06.03.2020 11:41 Uhr

Der Baumgart-Kosmos: Überzeugung als Imperativ

Steffen Baumgart und der SC Paderborn sind in der Bundesliga Unikate
Steffen Baumgart und der SC Paderborn sind in der Bundesliga Unikate

Sprudelnde Emotionen, bedingungsloser Offensivfußball und ein Kurzarmshirt bei jedem Wetter: Steffen Baumgart ist ein Mann der klaren Kante. "Beim Fußball stört mich eine Jacke einfach", sagt der Trainer des SC Paderborn, der allerdings ein effektives Mittel gegen Kälteattacken anwendet: Mit Kommandos und wilden Gesten peitscht er seine Mannschaft 90 Minuten lang nach vorne.

Vollgas gab Baumgart schon als Spieler.
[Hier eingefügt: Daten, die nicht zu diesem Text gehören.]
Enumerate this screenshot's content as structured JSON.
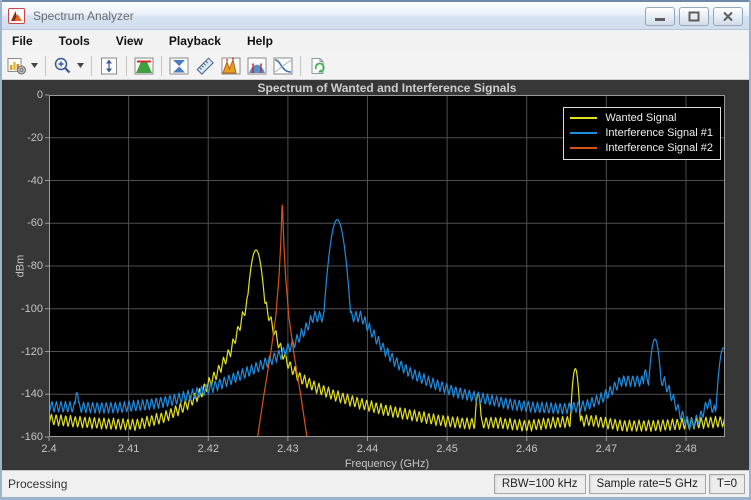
{
  "window": {
    "title": "Spectrum Analyzer"
  },
  "menu": {
    "items": [
      "File",
      "Tools",
      "View",
      "Playback",
      "Help"
    ]
  },
  "toolbar": {
    "icons": [
      "export-config",
      "zoom-in",
      "fit-to-view",
      "spectrum-settings",
      "spectral-mask",
      "cursor-measurements",
      "peak-finder",
      "channel-measurements",
      "distortion-measurements",
      "snapshot"
    ]
  },
  "status_bar": {
    "left": "Processing",
    "rbw": "RBW=100 kHz",
    "sample_rate": "Sample rate=5 GHz",
    "time": "T=0"
  },
  "chart_data": {
    "type": "line",
    "title": "Spectrum of Wanted and Interference Signals",
    "xlabel": "Frequency (GHz)",
    "ylabel": "dBm",
    "xlim": [
      2.4,
      2.4849
    ],
    "ylim": [
      -160,
      0
    ],
    "xticks": [
      2.4,
      2.41,
      2.42,
      2.43,
      2.44,
      2.45,
      2.46,
      2.47,
      2.48
    ],
    "yticks": [
      0,
      -20,
      -40,
      -60,
      -80,
      -100,
      -120,
      -140,
      -160
    ],
    "grid": true,
    "legend_position": "top-right",
    "plot_bg": "#000000",
    "grid_color": "#4f4f4f",
    "axis_color": "#9a9a9a",
    "text_color": "#c4c4c4",
    "series": [
      {
        "name": "Wanted Signal",
        "color": "#e3e11c",
        "peak_summary": {
          "center_ghz": 2.426,
          "peak_dbm": -72.5
        },
        "envelope_dbm": [
          [
            2.4,
            -149
          ],
          [
            2.403,
            -150
          ],
          [
            2.407,
            -151
          ],
          [
            2.411,
            -151.5
          ],
          [
            2.4145,
            -148
          ],
          [
            2.417,
            -143
          ],
          [
            2.419,
            -137
          ],
          [
            2.421,
            -128
          ],
          [
            2.4228,
            -117
          ],
          [
            2.4238,
            -107
          ],
          [
            2.4246,
            -98
          ],
          [
            2.4252,
            -90
          ],
          [
            2.4268,
            -90
          ],
          [
            2.4274,
            -98
          ],
          [
            2.4282,
            -107
          ],
          [
            2.4292,
            -117
          ],
          [
            2.4302,
            -124
          ],
          [
            2.4315,
            -129.5
          ],
          [
            2.4335,
            -134
          ],
          [
            2.436,
            -138
          ],
          [
            2.439,
            -141.5
          ],
          [
            2.442,
            -144.5
          ],
          [
            2.4455,
            -147
          ],
          [
            2.449,
            -149.5
          ],
          [
            2.4525,
            -151
          ],
          [
            2.456,
            -150.5
          ],
          [
            2.46,
            -152
          ],
          [
            2.4635,
            -150.5
          ],
          [
            2.468,
            -149.5
          ],
          [
            2.472,
            -152
          ],
          [
            2.476,
            -152
          ],
          [
            2.48,
            -151
          ],
          [
            2.4849,
            -150
          ]
        ],
        "peaks_dbm": [
          [
            2.426,
            -72.5,
            0.0014
          ],
          [
            2.4539,
            -139.5,
            0.0007
          ],
          [
            2.4661,
            -128.0,
            0.0008
          ]
        ],
        "ripple": {
          "period_ghz": 0.0006,
          "depth_db": 5.5,
          "phase": 0.0
        }
      },
      {
        "name": "Interference Signal #1",
        "color": "#1e8de0",
        "peak_summary": {
          "center_ghz": 2.4362,
          "peak_dbm": -58.3
        },
        "envelope_dbm": [
          [
            2.4,
            -143
          ],
          [
            2.405,
            -143.5
          ],
          [
            2.409,
            -143.5
          ],
          [
            2.4125,
            -142
          ],
          [
            2.4155,
            -140
          ],
          [
            2.418,
            -137.5
          ],
          [
            2.4205,
            -134
          ],
          [
            2.423,
            -130
          ],
          [
            2.4255,
            -126
          ],
          [
            2.4275,
            -122
          ],
          [
            2.4295,
            -117.5
          ],
          [
            2.431,
            -112.5
          ],
          [
            2.4322,
            -107
          ],
          [
            2.4332,
            -101
          ],
          [
            2.4392,
            -101
          ],
          [
            2.4405,
            -108
          ],
          [
            2.442,
            -116
          ],
          [
            2.4435,
            -122
          ],
          [
            2.4455,
            -127.5
          ],
          [
            2.448,
            -132
          ],
          [
            2.451,
            -136
          ],
          [
            2.454,
            -139
          ],
          [
            2.4575,
            -141.5
          ],
          [
            2.461,
            -143.5
          ],
          [
            2.4645,
            -144
          ],
          [
            2.4675,
            -142.5
          ],
          [
            2.4695,
            -139
          ],
          [
            2.4708,
            -135
          ],
          [
            2.4718,
            -131
          ],
          [
            2.4772,
            -131
          ],
          [
            2.4782,
            -138
          ],
          [
            2.4792,
            -146
          ],
          [
            2.4805,
            -151.5
          ],
          [
            2.4818,
            -148
          ],
          [
            2.4828,
            -141
          ],
          [
            2.4838,
            -146
          ],
          [
            2.4849,
            -150
          ]
        ],
        "peaks_dbm": [
          [
            2.4362,
            -58.3,
            0.0016
          ],
          [
            2.4035,
            -139.2,
            0.0006
          ],
          [
            2.4749,
            -128.5,
            0.00055
          ],
          [
            2.4761,
            -114.2,
            0.0011
          ],
          [
            2.4847,
            -118.3,
            0.0011
          ]
        ],
        "ripple": {
          "period_ghz": 0.00057,
          "depth_db": 5.5,
          "phase": 0.35
        }
      },
      {
        "name": "Interference Signal #2",
        "color": "#d95319",
        "peak_summary": {
          "center_ghz": 2.4293,
          "peak_dbm": -51.5
        },
        "envelope_dbm": [
          [
            2.4,
            -172
          ],
          [
            2.4252,
            -172
          ],
          [
            2.4262,
            -160
          ],
          [
            2.427,
            -140
          ],
          [
            2.4278,
            -122
          ],
          [
            2.4285,
            -103
          ],
          [
            2.4289,
            -84
          ],
          [
            2.4291,
            -70
          ],
          [
            2.4292,
            -60
          ],
          [
            2.42925,
            -53.5
          ],
          [
            2.4293,
            -51.5
          ],
          [
            2.42935,
            -53.5
          ],
          [
            2.4294,
            -60
          ],
          [
            2.4295,
            -70
          ],
          [
            2.4297,
            -84
          ],
          [
            2.4301,
            -103
          ],
          [
            2.4308,
            -122
          ],
          [
            2.4316,
            -140
          ],
          [
            2.4324,
            -160
          ],
          [
            2.4334,
            -172
          ],
          [
            2.4849,
            -172
          ]
        ],
        "peaks_dbm": [],
        "ripple": {
          "period_ghz": 0.001,
          "depth_db": 0,
          "phase": 0
        }
      }
    ]
  }
}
Die 100 Meter sprintete er in 11,1 Sekunden, mit dem Ball suchte der Kult-Stürmer von Hansa Rostock und Union Berlin den direkten Weg zum Tor. Sein Markenzeichen war der aufgestellte Trikotkragen - wie bei ManUnited-Ikone Eric Cantona. Für Baumgart war der schillernde Franzose "anders, er hat sich nicht alles gefallen lassen, hat sich auf dem Platz gewehrt."

Eine Attitüde, die sich Baumgart auch von seinen Spielern wünscht. Fußball ist für den 48-Jährigen "in erster Linie ein Kampfsport", sagte er bei "spox.com": "Es geht um Mentalität und Bereitschaft. Es geht um Zweikämpfe. Da musst du dich durchsetzen können. Alle taktischen Geschichten folgen später."

Baumgarts ungewöhnliche Vita

Auf diesen Grundpfeilern fußt das Paderborner Spiel. Die wirtschaftlichen Möglichkeiten des SC sind geringer als bei so manchem Zweitligisten, der Kader besteht aus Nobodys, die Baumgart schnellstmöglich zu Erstligaspielern entwickeln muss. Der unermüdliche Kai Pröger oder Fan-Liebling Christopher Antwi-Adjej etwa haben vor nicht allzu langer Zeit noch in der Regional- bzw. Oberliga gespielt.

Die Verläufe ihrer Karrieren weisen Parallelen zur Baumgartschen Vita auf. Der Mecklenburger, in der Jugend ein erfolgreicher Ringer, kickte mit 22 Jahren noch eher hobbymäßig bei der SpVg Aurich in Ostfriesland, ehe Frank Pagelsdorf ihn zu Hansa holte und Baumgarts 14-jährige Profikarriere begann.

Zuvor war Baumgart bei der Polizei, er warf aber nach dem Aufnahmelehrgang hin ("war nicht mein Ding"). Danach schloss er eine Ausbildung zum KfZ-Mechaniker erfolgreich ab - auch wenn er heute "niemandem" empfiehlt, "mich an sein Auto ranzulassen".

Im ersten Versuch wurde er beim Fußballlehrer-Lehrgang abgelehnt, beim Berliner AK setzte man ihn 2016 trotz Platz zwei in der Regionalliga Nordost vor die Tür. Sein Glück fand Baumgart in Paderborn. Jenem Standort, an dem Stefan Effenberg grandios scheiterte, aber Roger Schmidt, Jos Luhukay oder Andre Breitenreiter sich für etablierte Erstligisten empfahlen.

"Weniger Komplimente, mehr Punkte"

Baumgart selbst ist in Ostwestfalen quasi sakrosankt, die Fans huldigem ihren Trainer mit Hauptwohnsitz Berlin-Köpenick als "Fußballgott". Nach zwei sensationellen Aufstiegen in Folge erwartet niemand den Klassenerhalt von ihm - außer vielleicht er selbst.

Immer wieder verzweifelt Baumgart an diesen verflixten kleinen Fehlern, die auf Bundesliganiveau entscheidend sind. "Weniger Komplimente, mehr Punkte", wünschte er sich schon allzu oft. Dennoch lebt er seinen Spielern Überzeugung vor und trichtert sie ihnen auch akustisch ein. Wenn die SCP-Kicker zum Warmmachen auf den Rasen in die Benteler-Arena strömen, lässt der Trainer den Rap-Song "Erfolg ist kein Glück" von Kontra K auflegen. Baumgart glaubt ganz fest daran.